La fortuna dell’omeopatia fu determinata anche da un evento eccezionale: la guarigione del maresciallo Radezky. Il maresciallo, affetto da tempo da un tumore all’occhio destro, si era rivolto ai migliori specialisti dell’epoca ottenendo una prognosi infausta, ma una volta entrato in cura dal dottor Hartung, omeopata, guarì completamente in sei settimane: questa guarigione miracolosa valse al dottore la notorietà e il conio, nel 1843, di una medaglia d’oro in suo onore.
Grazie anche ai diversi fattori sopra elencati, l’omeopatia conobbe tra il 1830 e il 1860 una grande fortuna in Italia e si diffuse in Campania, Piemonte, Lombardia, Lazio, Sicilia e Umbria: nel 1834 si contavano in Italia ben 500 medici omeopati, di cui 300 solo in Sicilia. In questa regione l’omeopatia venne esercitata per la prima volta dal dottor Tranchina, che l’aveva appresa a Napoli nel 1829, e si diffuse molto rapidamente per la presenza dei medici giunti al seguito delle truppe austriache: questi si distinsero, tra l’altro, per il servizio prestato durante un’epidemia di dissenteria a Mondanice e una di colera a Palermo. La fortuna dell’omeopatia in Sicilia fu tale che nel 1862 venne istituita a Montedoro una condotta omeopatica.
Per le sue caratteristiche non invasive, l’omeopatia incontrò, sin dalla sua comparsa in Italia, il favore del Vaticano e dei movimenti cattolici, e molti pontefici (tra i quali Gregorio XVI, Leone XII, Leone XIII, Pio VIII, Pio IX e Pio XII) vi si rivolsero con successo dopo aver inutilmente tentato le cure tradizionali: nel 1841, dopo essersi accuratamente documentato sul nuovo metodo terapeutico, Gregorio XVI autorizzò il medico omeopata Wahle, di Lipsia, all’esercizio dell’omeopatia nello Stato Pontificio; l’anno successivo concesse a lui e ai suoi colleghi il diritto di distribuire gratuitamente rimedi ai malati e successivamente, con una bolla papale, diede agli ecclesiastici l’autorizzazione a somministrare i rimedi omeopatici in casi urgenti, in assenza del medico, in tutte le località sprovviste di medicinali.
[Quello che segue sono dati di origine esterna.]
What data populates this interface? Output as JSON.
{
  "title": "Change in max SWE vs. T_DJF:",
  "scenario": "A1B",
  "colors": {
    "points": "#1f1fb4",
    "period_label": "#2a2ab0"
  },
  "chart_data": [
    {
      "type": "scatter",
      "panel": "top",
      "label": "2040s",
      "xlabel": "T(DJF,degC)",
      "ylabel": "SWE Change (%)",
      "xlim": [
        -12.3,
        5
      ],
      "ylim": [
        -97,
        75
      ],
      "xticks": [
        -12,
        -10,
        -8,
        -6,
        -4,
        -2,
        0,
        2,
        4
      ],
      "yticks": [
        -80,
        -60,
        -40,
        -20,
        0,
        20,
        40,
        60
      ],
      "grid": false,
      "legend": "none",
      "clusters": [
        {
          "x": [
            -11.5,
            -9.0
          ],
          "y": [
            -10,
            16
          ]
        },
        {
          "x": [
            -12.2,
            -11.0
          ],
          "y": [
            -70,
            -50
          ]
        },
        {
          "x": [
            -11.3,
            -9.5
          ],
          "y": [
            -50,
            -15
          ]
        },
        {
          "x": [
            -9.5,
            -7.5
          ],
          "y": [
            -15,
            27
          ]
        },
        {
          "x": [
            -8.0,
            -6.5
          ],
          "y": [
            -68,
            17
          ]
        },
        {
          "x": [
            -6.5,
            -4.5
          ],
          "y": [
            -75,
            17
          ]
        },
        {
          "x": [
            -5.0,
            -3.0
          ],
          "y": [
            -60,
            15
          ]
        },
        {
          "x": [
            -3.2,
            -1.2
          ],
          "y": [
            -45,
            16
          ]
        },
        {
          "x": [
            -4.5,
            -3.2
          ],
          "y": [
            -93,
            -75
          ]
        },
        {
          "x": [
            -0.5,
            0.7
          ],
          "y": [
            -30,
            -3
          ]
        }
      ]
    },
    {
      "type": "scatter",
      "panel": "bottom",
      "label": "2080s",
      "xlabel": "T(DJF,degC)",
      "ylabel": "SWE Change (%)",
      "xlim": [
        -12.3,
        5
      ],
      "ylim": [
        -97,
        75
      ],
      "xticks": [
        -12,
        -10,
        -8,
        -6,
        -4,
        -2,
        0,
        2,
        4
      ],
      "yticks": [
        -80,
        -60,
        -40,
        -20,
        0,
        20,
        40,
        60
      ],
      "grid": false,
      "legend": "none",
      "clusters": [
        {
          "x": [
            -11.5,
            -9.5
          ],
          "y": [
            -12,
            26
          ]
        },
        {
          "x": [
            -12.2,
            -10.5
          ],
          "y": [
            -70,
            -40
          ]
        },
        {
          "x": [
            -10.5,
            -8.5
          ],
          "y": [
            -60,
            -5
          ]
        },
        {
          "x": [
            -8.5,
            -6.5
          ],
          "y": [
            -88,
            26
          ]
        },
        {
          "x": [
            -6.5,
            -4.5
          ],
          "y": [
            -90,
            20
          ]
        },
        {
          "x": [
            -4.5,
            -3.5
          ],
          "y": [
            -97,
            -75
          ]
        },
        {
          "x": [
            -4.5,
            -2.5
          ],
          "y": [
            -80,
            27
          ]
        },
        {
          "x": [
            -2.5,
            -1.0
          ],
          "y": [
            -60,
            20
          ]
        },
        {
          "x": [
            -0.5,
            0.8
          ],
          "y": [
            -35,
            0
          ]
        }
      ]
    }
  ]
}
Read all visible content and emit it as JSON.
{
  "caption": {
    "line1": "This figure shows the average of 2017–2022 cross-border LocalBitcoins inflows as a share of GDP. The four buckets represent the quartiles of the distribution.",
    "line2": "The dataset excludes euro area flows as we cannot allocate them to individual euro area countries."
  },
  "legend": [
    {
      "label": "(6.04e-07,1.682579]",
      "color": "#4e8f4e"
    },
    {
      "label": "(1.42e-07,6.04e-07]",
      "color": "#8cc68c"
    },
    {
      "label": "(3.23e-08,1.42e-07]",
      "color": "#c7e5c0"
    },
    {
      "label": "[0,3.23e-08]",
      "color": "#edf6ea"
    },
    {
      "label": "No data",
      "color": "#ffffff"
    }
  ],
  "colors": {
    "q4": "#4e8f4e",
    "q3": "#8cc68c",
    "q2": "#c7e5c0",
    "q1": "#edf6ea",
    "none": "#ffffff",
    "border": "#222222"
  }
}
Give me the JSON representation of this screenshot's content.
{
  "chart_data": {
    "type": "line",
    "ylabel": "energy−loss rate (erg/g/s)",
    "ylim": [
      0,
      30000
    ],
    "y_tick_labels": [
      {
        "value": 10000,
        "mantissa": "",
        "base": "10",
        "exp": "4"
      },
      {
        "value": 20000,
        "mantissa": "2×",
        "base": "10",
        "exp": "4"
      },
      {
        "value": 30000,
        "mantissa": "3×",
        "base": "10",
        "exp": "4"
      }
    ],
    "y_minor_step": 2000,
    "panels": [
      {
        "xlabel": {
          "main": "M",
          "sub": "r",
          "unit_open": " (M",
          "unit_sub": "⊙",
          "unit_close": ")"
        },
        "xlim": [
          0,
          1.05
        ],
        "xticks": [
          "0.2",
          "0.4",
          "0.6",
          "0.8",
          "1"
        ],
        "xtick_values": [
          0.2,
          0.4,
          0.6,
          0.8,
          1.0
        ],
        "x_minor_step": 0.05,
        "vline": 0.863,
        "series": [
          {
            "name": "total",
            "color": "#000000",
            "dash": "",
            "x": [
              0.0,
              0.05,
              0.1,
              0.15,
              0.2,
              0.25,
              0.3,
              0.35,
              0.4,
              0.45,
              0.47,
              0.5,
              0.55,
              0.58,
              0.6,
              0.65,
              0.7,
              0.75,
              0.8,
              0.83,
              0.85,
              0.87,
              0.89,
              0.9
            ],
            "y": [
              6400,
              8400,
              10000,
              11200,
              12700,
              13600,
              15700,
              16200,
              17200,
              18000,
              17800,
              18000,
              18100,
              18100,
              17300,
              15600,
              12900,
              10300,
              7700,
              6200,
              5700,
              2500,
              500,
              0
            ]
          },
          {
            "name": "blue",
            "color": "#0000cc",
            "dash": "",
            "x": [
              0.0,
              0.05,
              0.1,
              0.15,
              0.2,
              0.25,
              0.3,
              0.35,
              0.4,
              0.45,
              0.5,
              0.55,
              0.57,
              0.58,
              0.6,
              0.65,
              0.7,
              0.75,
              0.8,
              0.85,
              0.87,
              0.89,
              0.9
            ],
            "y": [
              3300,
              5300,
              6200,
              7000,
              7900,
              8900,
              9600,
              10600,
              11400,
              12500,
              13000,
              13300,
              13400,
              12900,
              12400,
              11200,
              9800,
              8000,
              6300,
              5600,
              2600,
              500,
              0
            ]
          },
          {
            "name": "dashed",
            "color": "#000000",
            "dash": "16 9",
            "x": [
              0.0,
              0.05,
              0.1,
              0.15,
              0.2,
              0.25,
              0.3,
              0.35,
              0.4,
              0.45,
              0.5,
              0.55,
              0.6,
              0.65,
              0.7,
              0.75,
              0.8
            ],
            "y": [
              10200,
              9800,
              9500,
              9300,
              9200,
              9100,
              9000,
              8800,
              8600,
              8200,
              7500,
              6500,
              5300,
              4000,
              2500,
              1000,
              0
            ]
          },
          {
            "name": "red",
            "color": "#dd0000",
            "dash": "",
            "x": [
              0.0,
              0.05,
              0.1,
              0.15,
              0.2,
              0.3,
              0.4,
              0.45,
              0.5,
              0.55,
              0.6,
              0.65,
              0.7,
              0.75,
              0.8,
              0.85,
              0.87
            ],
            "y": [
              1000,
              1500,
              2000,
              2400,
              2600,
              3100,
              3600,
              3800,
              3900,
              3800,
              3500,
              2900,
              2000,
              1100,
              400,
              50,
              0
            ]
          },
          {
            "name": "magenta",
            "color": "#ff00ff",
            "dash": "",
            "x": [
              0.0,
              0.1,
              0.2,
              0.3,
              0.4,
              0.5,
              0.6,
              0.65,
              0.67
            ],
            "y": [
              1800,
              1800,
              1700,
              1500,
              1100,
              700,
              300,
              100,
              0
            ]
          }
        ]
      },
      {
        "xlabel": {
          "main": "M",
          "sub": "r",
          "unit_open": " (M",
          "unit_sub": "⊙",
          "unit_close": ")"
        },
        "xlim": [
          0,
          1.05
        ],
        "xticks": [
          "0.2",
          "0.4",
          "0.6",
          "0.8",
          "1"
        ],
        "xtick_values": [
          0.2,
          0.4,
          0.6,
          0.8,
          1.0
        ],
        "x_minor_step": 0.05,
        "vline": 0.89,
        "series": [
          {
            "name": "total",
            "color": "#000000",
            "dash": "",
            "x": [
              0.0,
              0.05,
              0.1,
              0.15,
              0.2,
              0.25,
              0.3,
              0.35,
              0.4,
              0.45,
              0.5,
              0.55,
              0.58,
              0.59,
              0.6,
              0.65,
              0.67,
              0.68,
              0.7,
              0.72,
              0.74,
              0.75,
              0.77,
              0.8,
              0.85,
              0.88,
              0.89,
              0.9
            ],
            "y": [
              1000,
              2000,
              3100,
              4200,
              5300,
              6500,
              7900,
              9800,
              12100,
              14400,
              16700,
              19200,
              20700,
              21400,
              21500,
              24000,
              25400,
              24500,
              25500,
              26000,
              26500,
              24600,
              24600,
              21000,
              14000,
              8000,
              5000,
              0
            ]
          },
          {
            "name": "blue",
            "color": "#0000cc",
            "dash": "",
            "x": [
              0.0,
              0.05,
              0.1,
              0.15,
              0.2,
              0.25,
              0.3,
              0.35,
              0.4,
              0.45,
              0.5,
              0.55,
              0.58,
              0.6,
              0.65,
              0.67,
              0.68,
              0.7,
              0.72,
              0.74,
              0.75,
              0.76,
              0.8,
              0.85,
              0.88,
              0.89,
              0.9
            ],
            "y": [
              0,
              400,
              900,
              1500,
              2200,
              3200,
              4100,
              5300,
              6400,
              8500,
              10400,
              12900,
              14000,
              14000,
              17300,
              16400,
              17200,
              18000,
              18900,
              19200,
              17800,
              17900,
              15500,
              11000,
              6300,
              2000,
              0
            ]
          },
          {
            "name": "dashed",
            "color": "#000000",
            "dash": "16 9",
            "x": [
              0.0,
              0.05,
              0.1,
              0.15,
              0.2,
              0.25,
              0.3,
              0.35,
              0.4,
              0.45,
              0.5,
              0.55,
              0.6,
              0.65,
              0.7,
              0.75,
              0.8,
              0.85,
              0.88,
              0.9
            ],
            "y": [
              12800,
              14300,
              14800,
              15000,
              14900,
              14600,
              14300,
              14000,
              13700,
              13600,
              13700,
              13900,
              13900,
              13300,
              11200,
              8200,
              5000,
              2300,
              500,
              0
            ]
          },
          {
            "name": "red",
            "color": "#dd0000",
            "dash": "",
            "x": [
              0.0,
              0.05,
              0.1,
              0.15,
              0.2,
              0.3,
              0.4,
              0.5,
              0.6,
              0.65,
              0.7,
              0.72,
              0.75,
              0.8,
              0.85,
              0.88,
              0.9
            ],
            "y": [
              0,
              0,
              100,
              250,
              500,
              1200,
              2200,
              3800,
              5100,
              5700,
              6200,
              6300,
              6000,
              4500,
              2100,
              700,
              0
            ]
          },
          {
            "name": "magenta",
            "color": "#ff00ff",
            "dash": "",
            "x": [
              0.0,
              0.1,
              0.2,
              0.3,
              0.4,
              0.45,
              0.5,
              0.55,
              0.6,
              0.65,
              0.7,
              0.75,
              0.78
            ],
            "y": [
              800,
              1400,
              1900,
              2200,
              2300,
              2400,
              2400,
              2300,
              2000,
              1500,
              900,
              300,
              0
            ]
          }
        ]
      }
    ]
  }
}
Molti medici omeopati, italiani e stranieri, furono premiati con onorificenze dai pontefici: tra questi Settimio Centamori, Ettore Mengozzi e Francesco Talianini, il medico cui si deve l’introduzione dell’omeopatia nello Stato Pontificio e uno dei primi omeopati italiani. L’attività professionale di Talianini fu coronata da celebri guarigioni, quali quella di Leone XIII e della marchesa Vittoria Mosca di Pesaro, e riconosciuta dal Vaticano con il conferimento di una medaglia d’oro.
La seconda metà dell’Ottocento segna l’inizio, per l’omeopatia, di una fase di declino che si protrarrà per molti decenni. Questo fenomeno dipende certo dall’affermarsi dei nuovi ideali del materialismo e dal contesto storico-culturale in cui matura l’unità d’Italia: in questo senso la disciplina hahnemanniana risulterà troppo legata al Vaticano e ai movimenti cattolici popolari. Il nuovo clima culturale, infatti, è segnato dall’ostilità verso la Chiesa e le gerarchie ecclesiastiche, e l’omeopatia paga il prezzo dello schieramento. Contribuiscono al declino della pratica hahnemanniana in Italia anche i progressi della medicina allopatica, con le scoperte di Koch e Pasteur e la nascita della microbiologia: l’individuazione e quindi l’introduzione di una causa delle malattie esterna all’uomo, l’agente microbico, rivoluziona infatti il concetto di cura, che secondo la nuova concezione può avvenire solo rimuovendo l’agente responsabile della malattia attraverso l’opposizione e il contrasto. L’omeopatia tornerà in auge in Italia nel Novecento.